The device came to public prominence in 2011, when it emerged that a large number of celebrities had taken out the court orders in response to Press stories about their private lives.


One of the most high-profile cases was that of Manchester United footballer Ryan Giggs, who used a super-injuction to prevent his extra-marital affair with model Imogen Thomas from coming to light.
The existence of Mr Giggs's injunction became public when Liberal Democrat MP John Hemming, a transparency campaigner, used parliamentary privilege to name the footballer in the House of Commons in May 2011.


Two months earlier, Mr Hemming had revealed that shamed former RBS boss Fred Goodwin had an injunction banning the reporting of his affair with a colleague.


In the same year, TV presenter Jeremy Clarkson admitted that he had taken out a super-injunction designed to stop his ex-wife talking about an alleged affair of his.
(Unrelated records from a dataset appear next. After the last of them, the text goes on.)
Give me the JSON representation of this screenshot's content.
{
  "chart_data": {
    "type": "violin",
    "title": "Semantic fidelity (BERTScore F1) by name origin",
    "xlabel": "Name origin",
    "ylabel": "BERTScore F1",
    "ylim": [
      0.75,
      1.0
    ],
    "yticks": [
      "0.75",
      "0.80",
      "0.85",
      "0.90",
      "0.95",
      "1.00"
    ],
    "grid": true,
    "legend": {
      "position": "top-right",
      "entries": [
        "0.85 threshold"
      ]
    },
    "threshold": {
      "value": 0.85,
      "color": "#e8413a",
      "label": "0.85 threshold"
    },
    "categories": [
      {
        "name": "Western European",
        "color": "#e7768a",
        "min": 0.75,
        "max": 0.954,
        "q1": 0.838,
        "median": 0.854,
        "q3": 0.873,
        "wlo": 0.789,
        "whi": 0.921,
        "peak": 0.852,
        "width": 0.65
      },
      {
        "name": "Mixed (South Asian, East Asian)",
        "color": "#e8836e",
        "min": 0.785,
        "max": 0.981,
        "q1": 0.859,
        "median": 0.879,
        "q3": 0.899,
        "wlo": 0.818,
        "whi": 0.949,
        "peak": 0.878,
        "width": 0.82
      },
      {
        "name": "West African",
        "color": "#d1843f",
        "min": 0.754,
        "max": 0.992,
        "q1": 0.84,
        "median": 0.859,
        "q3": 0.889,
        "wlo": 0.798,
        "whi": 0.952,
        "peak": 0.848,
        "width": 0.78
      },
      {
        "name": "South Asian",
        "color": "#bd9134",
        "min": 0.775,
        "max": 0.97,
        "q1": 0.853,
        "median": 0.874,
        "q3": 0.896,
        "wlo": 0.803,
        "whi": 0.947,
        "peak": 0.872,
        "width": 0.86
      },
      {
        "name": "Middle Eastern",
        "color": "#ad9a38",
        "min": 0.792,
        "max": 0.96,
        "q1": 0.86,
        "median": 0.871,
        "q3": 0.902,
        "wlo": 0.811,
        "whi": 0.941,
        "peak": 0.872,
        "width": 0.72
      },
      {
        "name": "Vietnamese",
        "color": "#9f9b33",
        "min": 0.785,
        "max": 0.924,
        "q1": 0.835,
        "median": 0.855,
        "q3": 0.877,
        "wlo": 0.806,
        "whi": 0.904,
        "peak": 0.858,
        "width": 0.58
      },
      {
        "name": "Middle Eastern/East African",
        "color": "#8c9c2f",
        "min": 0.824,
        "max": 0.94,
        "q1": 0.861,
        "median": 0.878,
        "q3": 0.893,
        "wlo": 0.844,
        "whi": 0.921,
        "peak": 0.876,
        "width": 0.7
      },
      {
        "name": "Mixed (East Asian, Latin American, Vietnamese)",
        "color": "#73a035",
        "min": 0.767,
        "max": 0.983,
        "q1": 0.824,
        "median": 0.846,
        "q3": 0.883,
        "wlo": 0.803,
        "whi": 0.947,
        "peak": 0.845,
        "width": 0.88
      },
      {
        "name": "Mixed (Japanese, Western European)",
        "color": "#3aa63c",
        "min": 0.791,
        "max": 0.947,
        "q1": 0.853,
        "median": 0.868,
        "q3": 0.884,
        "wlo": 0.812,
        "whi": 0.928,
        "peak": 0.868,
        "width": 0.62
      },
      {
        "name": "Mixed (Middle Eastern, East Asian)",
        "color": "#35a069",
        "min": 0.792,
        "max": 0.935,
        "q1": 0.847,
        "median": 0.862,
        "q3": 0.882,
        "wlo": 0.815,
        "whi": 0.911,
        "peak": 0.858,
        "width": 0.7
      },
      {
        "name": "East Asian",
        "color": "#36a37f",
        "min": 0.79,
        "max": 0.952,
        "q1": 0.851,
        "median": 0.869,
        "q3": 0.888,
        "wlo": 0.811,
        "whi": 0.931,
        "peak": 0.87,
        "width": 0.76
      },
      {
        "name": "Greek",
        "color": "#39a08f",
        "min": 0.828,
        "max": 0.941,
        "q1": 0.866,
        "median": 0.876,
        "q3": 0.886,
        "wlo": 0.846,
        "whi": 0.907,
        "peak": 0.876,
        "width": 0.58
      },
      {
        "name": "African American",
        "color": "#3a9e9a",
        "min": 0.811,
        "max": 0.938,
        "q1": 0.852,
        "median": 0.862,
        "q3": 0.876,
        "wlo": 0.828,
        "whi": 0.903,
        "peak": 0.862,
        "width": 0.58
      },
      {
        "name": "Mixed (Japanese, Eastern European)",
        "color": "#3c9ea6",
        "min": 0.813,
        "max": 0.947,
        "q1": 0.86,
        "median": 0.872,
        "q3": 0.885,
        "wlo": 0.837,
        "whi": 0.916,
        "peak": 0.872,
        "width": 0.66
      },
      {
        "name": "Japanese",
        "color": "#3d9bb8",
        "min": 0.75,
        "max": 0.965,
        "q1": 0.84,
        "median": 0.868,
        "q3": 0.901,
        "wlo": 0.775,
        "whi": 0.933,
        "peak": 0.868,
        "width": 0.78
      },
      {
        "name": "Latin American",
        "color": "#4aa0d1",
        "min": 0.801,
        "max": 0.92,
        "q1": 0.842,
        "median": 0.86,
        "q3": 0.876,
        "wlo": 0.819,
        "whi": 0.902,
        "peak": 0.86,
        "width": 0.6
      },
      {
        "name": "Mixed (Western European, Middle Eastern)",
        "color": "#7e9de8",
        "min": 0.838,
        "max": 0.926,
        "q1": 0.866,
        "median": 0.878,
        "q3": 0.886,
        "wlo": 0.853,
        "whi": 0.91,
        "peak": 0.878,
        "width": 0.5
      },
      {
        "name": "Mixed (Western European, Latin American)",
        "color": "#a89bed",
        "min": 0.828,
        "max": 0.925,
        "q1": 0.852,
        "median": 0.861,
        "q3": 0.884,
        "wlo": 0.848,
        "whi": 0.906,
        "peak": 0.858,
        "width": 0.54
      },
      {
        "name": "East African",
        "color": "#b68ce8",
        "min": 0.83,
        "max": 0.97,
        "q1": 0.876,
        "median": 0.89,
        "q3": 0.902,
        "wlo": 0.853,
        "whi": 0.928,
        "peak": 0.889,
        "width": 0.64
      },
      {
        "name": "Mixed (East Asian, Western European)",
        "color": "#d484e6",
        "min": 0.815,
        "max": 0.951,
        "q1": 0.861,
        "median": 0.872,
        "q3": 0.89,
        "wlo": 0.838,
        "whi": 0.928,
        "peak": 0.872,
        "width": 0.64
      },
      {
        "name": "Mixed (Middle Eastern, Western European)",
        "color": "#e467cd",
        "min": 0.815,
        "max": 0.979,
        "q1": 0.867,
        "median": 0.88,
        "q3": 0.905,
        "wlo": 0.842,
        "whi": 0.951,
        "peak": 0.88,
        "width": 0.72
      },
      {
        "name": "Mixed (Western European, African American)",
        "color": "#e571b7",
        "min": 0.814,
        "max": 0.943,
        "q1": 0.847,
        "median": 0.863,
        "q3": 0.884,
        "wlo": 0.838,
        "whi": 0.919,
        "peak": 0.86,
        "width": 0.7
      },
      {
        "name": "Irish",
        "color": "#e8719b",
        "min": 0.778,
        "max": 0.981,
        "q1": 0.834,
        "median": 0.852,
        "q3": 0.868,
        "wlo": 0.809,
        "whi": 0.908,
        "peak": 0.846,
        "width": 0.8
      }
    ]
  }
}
The star said that injunctions were 'pointless', adding: 'You take out an injunction against somebody or some organisation and immediately news of that injunction and the people involved and the story behind the injunction is in a legal-free world on Twitter and the internet.'


Similarly, Andrew Marr admitted in April 2011 that he had taken out a super-injunction following an affair with another journalist, saying he was 'embarrassed' about the court order.


However, most of the super-injunctions taken out by celebrities are still in force, meaning that the identities of those behind them cannot be reported.


These include claims that one female entertainer was sacked from her job after an affair with a colleague, and reports of a well-known married celebrity sleeping with a prostitute.